By Jake Robinson
People always seem to find something negative about a good thing – and that’s exactly what I’ve done.
Over the past two decades, cellphones have evolved from giant novelty phones into small computers. Although this provides convenience and a constant source of entertainment, it coincides with a side-effect which reads, “may distract you from everyday life.”
Even tasks as simple as walking to your next class are hindered by checking text messages, email and twitter. Instead of taking in the beauty of your surroundings, your eyes are glued to the screen of your phone while occasionally looking up to make sure you’re not about to walk into a wall. As an avid cellphone user myself, I am aware that I have been frequently guilty of the alleged. On Jan. 26, between 3 and 3:30 p.m. I walked around the school and began to count the number of people who had their phone in hand. I was surprised by my findings as I counted 108 people while I ironically tallied the results on my phone.
Cellphones are often praised for giving people the opportunity to be more social; however, it may do the opposite. Cellphone users are often neglecting their immediate company to talk to other people via text. Although it may sometimes be hard to ignore the temptation of checking your phone, the person who you are spending time with deserves your full attention.

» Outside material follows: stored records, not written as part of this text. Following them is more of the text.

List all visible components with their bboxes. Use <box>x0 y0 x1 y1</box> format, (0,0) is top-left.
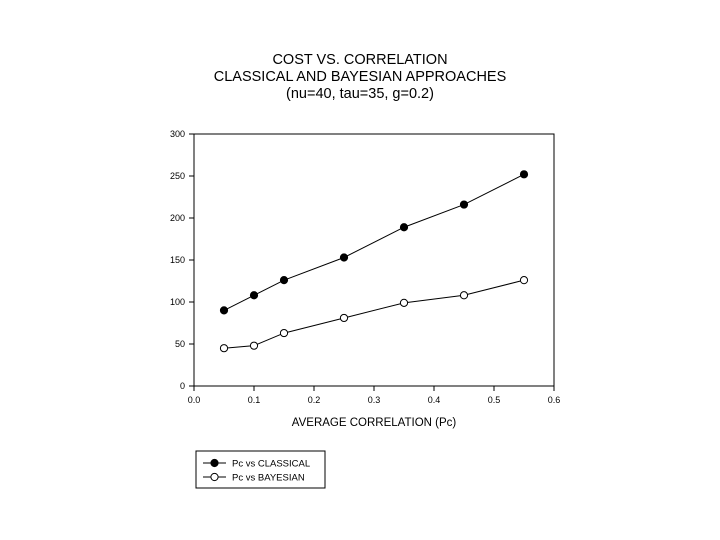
x-axis-ticks: 0.0 0.1 0.2 0.3 0.4 0.5 0.6 <box>188 386 561 405</box>
chart-subtitle: CLASSICAL AND BAYESIAN APPROACHES <box>213 69 507 85</box>
y-tick-label: 200 <box>170 213 185 223</box>
legend-marker-classical <box>210 458 219 468</box>
y-tick-label: 300 <box>170 129 185 139</box>
y-tick-label: 50 <box>175 339 185 349</box>
x-tick-label: 0.6 <box>548 395 561 405</box>
x-tick-label: 0.5 <box>488 395 501 405</box>
data-point-classical <box>399 223 409 232</box>
data-point-classical <box>459 200 469 209</box>
data-point-bayesian <box>219 344 229 353</box>
x-axis-title: AVERAGE CORRELATION (Pc) <box>292 417 457 429</box>
legend: Pc vs CLASSICAL Pc vs BAYESIAN <box>195 450 326 489</box>
legend-label-classical: Pc vs CLASSICAL <box>232 459 310 470</box>
y-tick-label: 250 <box>170 171 185 181</box>
series-line-classical <box>223 173 525 311</box>
x-tick-label: 0.3 <box>368 395 381 405</box>
legend-label-bayesian: Pc vs BAYESIAN <box>232 473 305 484</box>
data-point-classical <box>279 276 289 285</box>
y-tick-label: 150 <box>170 255 185 265</box>
x-tick-label: 0.0 <box>188 395 201 405</box>
legend-marker-bayesian <box>210 472 219 482</box>
data-point-bayesian <box>249 341 259 350</box>
data-point-bayesian <box>339 313 349 323</box>
data-point-classical <box>339 253 349 262</box>
plot-area-frame <box>193 133 555 387</box>
data-point-bayesian <box>399 298 409 307</box>
x-tick-label: 0.2 <box>308 395 321 405</box>
chart-title: COST VS. CORRELATION <box>272 52 448 68</box>
y-tick-label: 100 <box>170 297 185 307</box>
legend-box <box>195 450 326 489</box>
chart-parameters: (nu=40, tau=35, g=0.2) <box>286 86 434 102</box>
series-line-bayesian <box>223 279 525 349</box>
y-axis-ticks: 0 50 100 150 200 250 300 <box>170 129 194 391</box>
x-tick-label: 0.4 <box>428 395 441 405</box>
data-point-bayesian <box>279 328 289 338</box>
data-point-bayesian <box>519 276 529 285</box>
data-point-bayesian <box>459 291 469 300</box>
data-point-classical <box>519 170 529 179</box>
data-point-classical <box>249 291 259 300</box>
y-tick-label: 0 <box>180 381 185 391</box>
data-point-classical <box>219 306 229 315</box>
series-layer <box>219 170 529 353</box>
x-tick-label: 0.1 <box>248 395 261 405</box>
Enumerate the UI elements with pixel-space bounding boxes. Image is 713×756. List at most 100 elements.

Although I am once again guilty of doing this from time to time, I’ve begun to make an effort to neglect my phone instead of my company. I decided to attempt an evening without my phone on Jan. 23, when I went out for dinner with my friends. By the time I got to the restaurant I found myself already reaching for my phone that wasn’t there. After repeating that same action a few more times, I began to get entranced in conversation. By the time I got home, I had no urge to look for my phone.
Linda Frillman, a non-cellphone user, said she has been frustrated while at a dinner with her friends who were more interested in their phones than conversation.
“There were 10 people at my table and five of them had their cellphones out — I think that’s rude,” said Frillman. “When I’m at home I use my computer a lot, but when someone comes over to visit me I don’t sit at my computer. So I don’t understand why if I’m sitting at a table with someone, pulling out a cellphone and texting isn’t equally as rude.”
Cellphones can be a great resource because we now have so much information at our fingertips. There should be no shame in using them from time to time, however, we should begin to recognize our surroundings and choose the right moments to use our phones. Make sure to take in what is around you and engage in conversation because time goes by fast – you don’t want your best memories to be looking at your phone.